Veo en mi mente aunque un tanto borrosamente, algunas de las gentes, de los paisanos que yo conocí por el tránsito de aquellos primeros años de existencia de la Casa de Galicia, y tengo la vaga idea de haber asistido a alguna de las Asambleas de socios. Y al conjuro de la remembranza vienen a la evocación, unos más difuminados que otros, los rostros, las figuras del presidente Viéitez de Soto, de Ramón Marino, del progenitor de los Montenegro, de Cesáreo Trabadelo al que luego traté más amplia y cordialmente, de Tomás Rodríguez que, por aquellas fechas era ya el director del Grupo Escuela de Arte Radiofónico que funcionaba en la porteña calle de La Palma y al que yo estuve asistiendo como alumno y que muy posiblemente me hubo de hablar, a fuerza de paisanos ambos, de su labor en pro de la organización de la Casa de Galicia y, puede ser, el que acaso me indujo alguna vez, como anteriormente lo hicieran algunos otros a hacerme socio de ella.

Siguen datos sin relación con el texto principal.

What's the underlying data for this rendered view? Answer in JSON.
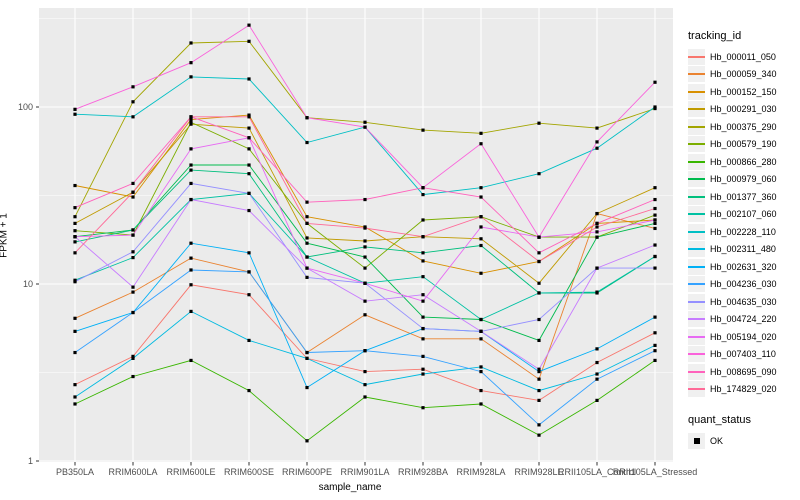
{
  "figure": {
    "xlabel": "sample_name",
    "ylabel": "FPKM + 1",
    "legend_title": "tracking_id",
    "legend2_title": "quant_status",
    "quant_status_value": "OK"
  },
  "chart_data": {
    "type": "line",
    "title": "",
    "xlabel": "sample_name",
    "ylabel": "FPKM + 1",
    "y_scale": "log10",
    "y_ticks": [
      1,
      10,
      100
    ],
    "y_tick_labels": [
      "1",
      "10",
      "100"
    ],
    "y_minor_breaks": [
      3.162,
      31.62,
      316.2
    ],
    "ylim": [
      1,
      363
    ],
    "grid": true,
    "panel_bg": "#EBEBEB",
    "grid_color": "#FFFFFF",
    "point_shape": "filled-square",
    "point_color": "#000000",
    "legend_position": "right",
    "legend_title": "tracking_id",
    "legend2_title": "quant_status",
    "quant_status_value": "OK",
    "x_categories": [
      "PB350LA",
      "RRIM600LA",
      "RRIM600LE",
      "RRIM600SE",
      "RRIM600PE",
      "RRIM901LA",
      "RRIM928BA",
      "RRIM928LA",
      "RRIM928LE",
      "RRII105LA_Control",
      "RRII105LA_Stressed"
    ],
    "series": [
      {
        "name": "Hb_000011_050",
        "color": "#F8766D",
        "values": [
          2.7,
          3.9,
          9.9,
          8.7,
          3.8,
          3.2,
          3.3,
          2.5,
          2.2,
          3.6,
          5.3
        ]
      },
      {
        "name": "Hb_000059_340",
        "color": "#EA8331",
        "values": [
          6.4,
          9.0,
          14.0,
          11.7,
          4.1,
          6.7,
          4.9,
          4.9,
          2.9,
          25.0,
          20.6
        ]
      },
      {
        "name": "Hb_000152_150",
        "color": "#D89000",
        "values": [
          36.0,
          31.0,
          85.0,
          90.0,
          24.0,
          21.0,
          13.5,
          11.5,
          13.4,
          22.0,
          23.0
        ]
      },
      {
        "name": "Hb_000291_030",
        "color": "#C09B00",
        "values": [
          22.0,
          33.0,
          80.0,
          76.0,
          18.2,
          17.5,
          18.5,
          18.0,
          10.1,
          25.0,
          35.0
        ]
      },
      {
        "name": "Hb_000375_290",
        "color": "#A3A500",
        "values": [
          24.0,
          107.0,
          230.0,
          235.0,
          87.0,
          82.0,
          74.0,
          71.0,
          81.0,
          76.0,
          98.0
        ]
      },
      {
        "name": "Hb_000579_190",
        "color": "#7CAE00",
        "values": [
          20.0,
          18.9,
          82.0,
          58.0,
          22.0,
          12.3,
          23.0,
          24.0,
          18.4,
          18.4,
          24.5
        ]
      },
      {
        "name": "Hb_000866_280",
        "color": "#39B600",
        "values": [
          2.1,
          3.0,
          3.7,
          2.5,
          1.3,
          2.3,
          2.0,
          2.1,
          1.4,
          2.2,
          3.7
        ]
      },
      {
        "name": "Hb_000979_060",
        "color": "#00BB4E",
        "values": [
          18.5,
          20.2,
          47.0,
          47.0,
          17.0,
          14.2,
          6.5,
          6.3,
          4.8,
          18.4,
          22.0
        ]
      },
      {
        "name": "Hb_001377_360",
        "color": "#00BF7D",
        "values": [
          17.3,
          20.2,
          44.0,
          42.0,
          14.2,
          16.2,
          15.0,
          16.5,
          8.9,
          8.9,
          14.3
        ]
      },
      {
        "name": "Hb_002107_060",
        "color": "#00C1A3",
        "values": [
          10.5,
          14.1,
          30.0,
          32.5,
          14.2,
          10.1,
          11.0,
          6.3,
          8.9,
          9.0,
          14.3
        ]
      },
      {
        "name": "Hb_002228_110",
        "color": "#00BFC4",
        "values": [
          91.0,
          88.0,
          148.0,
          144.0,
          63.0,
          77.0,
          32.0,
          35.0,
          42.0,
          58.5,
          100.0
        ]
      },
      {
        "name": "Hb_002311_480",
        "color": "#00BAE0",
        "values": [
          2.3,
          3.8,
          7.0,
          4.8,
          3.8,
          2.7,
          3.1,
          3.4,
          2.5,
          3.1,
          4.5
        ]
      },
      {
        "name": "Hb_002631_320",
        "color": "#00B0F6",
        "values": [
          5.4,
          6.9,
          17.0,
          15.0,
          2.6,
          4.2,
          5.6,
          5.4,
          3.2,
          4.3,
          6.5
        ]
      },
      {
        "name": "Hb_004236_030",
        "color": "#35A2FF",
        "values": [
          4.1,
          6.9,
          12.0,
          11.7,
          4.1,
          4.2,
          3.9,
          3.2,
          1.6,
          2.9,
          4.2
        ]
      },
      {
        "name": "Hb_004635_030",
        "color": "#9590FF",
        "values": [
          10.3,
          15.2,
          37.0,
          32.5,
          10.9,
          10.1,
          5.6,
          5.4,
          6.3,
          12.3,
          12.3
        ]
      },
      {
        "name": "Hb_004724_220",
        "color": "#C77CFF",
        "values": [
          18.5,
          9.6,
          30.0,
          26.0,
          12.3,
          8.0,
          8.7,
          5.4,
          3.3,
          12.3,
          16.6
        ]
      },
      {
        "name": "Hb_005194_020",
        "color": "#E76BF3",
        "values": [
          18.5,
          18.9,
          58.0,
          67.0,
          12.3,
          10.1,
          8.0,
          21.0,
          18.4,
          19.7,
          23.0
        ]
      },
      {
        "name": "Hb_007403_110",
        "color": "#FA62DB",
        "values": [
          97.0,
          130.0,
          178.0,
          290.0,
          87.0,
          77.0,
          35.0,
          62.0,
          18.4,
          63.5,
          138.0
        ]
      },
      {
        "name": "Hb_008695_090",
        "color": "#FF62BC",
        "values": [
          27.0,
          37.0,
          88.0,
          67.0,
          29.0,
          30.0,
          35.0,
          31.0,
          15.0,
          22.0,
          30.0
        ]
      },
      {
        "name": "Hb_174829_020",
        "color": "#FF6A98",
        "values": [
          15.0,
          33.0,
          88.0,
          88.0,
          22.0,
          20.7,
          18.5,
          24.0,
          13.4,
          21.0,
          26.7
        ]
      }
    ]
  }
}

Cuando ya con mi recién conformada familia canaria comencé a transitar por tan atractivo rincón ciudadano, hacía algún tiempo que había desaparecido la célebre y recordada “caseta de madera de Galán”, único balneario y “ventorrillo” por allí del entonces; pero si se continuaba usando, enfrente mismo de la dinámica sociedad gallega, una especie de pontón de tablas que se adentraba un tanto sobre la playa, sirviendo de excelente trampolín pues era el caso que en aquella época había mucho menos cantidad de arena y el mar en sus mareas de flujo y reflujo llegaba a lamer las partes bajas de los paramentos de cemento que eran las bases del paseo, efectuando al mismo tiempo un necesario y continuo drenaje y lavado de la superficie arenosa y de las rocas diseminadas más cercanas.

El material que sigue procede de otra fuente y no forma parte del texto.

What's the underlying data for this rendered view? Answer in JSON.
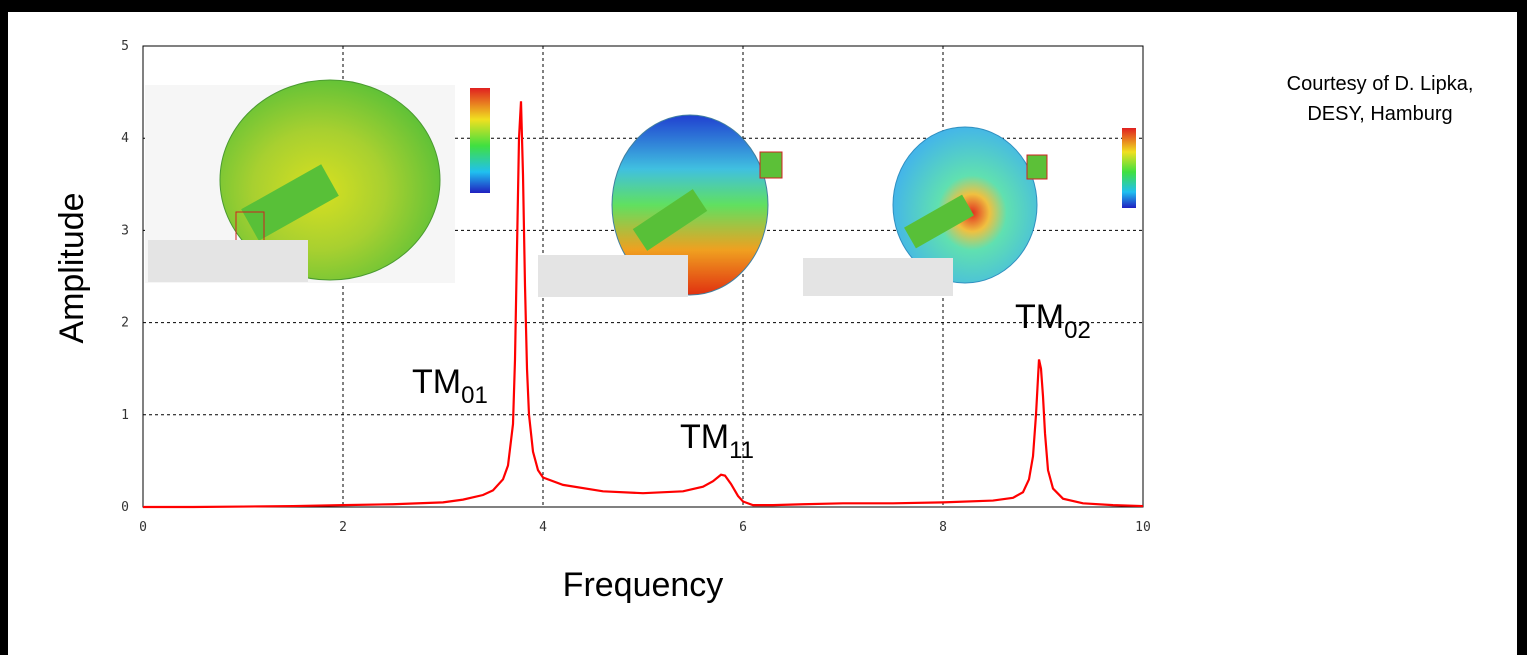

Y las aguas allí casi siempre remansadas, merced a la providencial “barra” que salvo en tres entradas, cerraba el conjunto, que se convertía como en una gran piscina natural de aguas aquietadas y tranquilas, límpidas y transparentes con tonalidades iridiscentes y ambarinas, tan fielmente reflejadas en los maravillosos óleos del inmortal Néstor.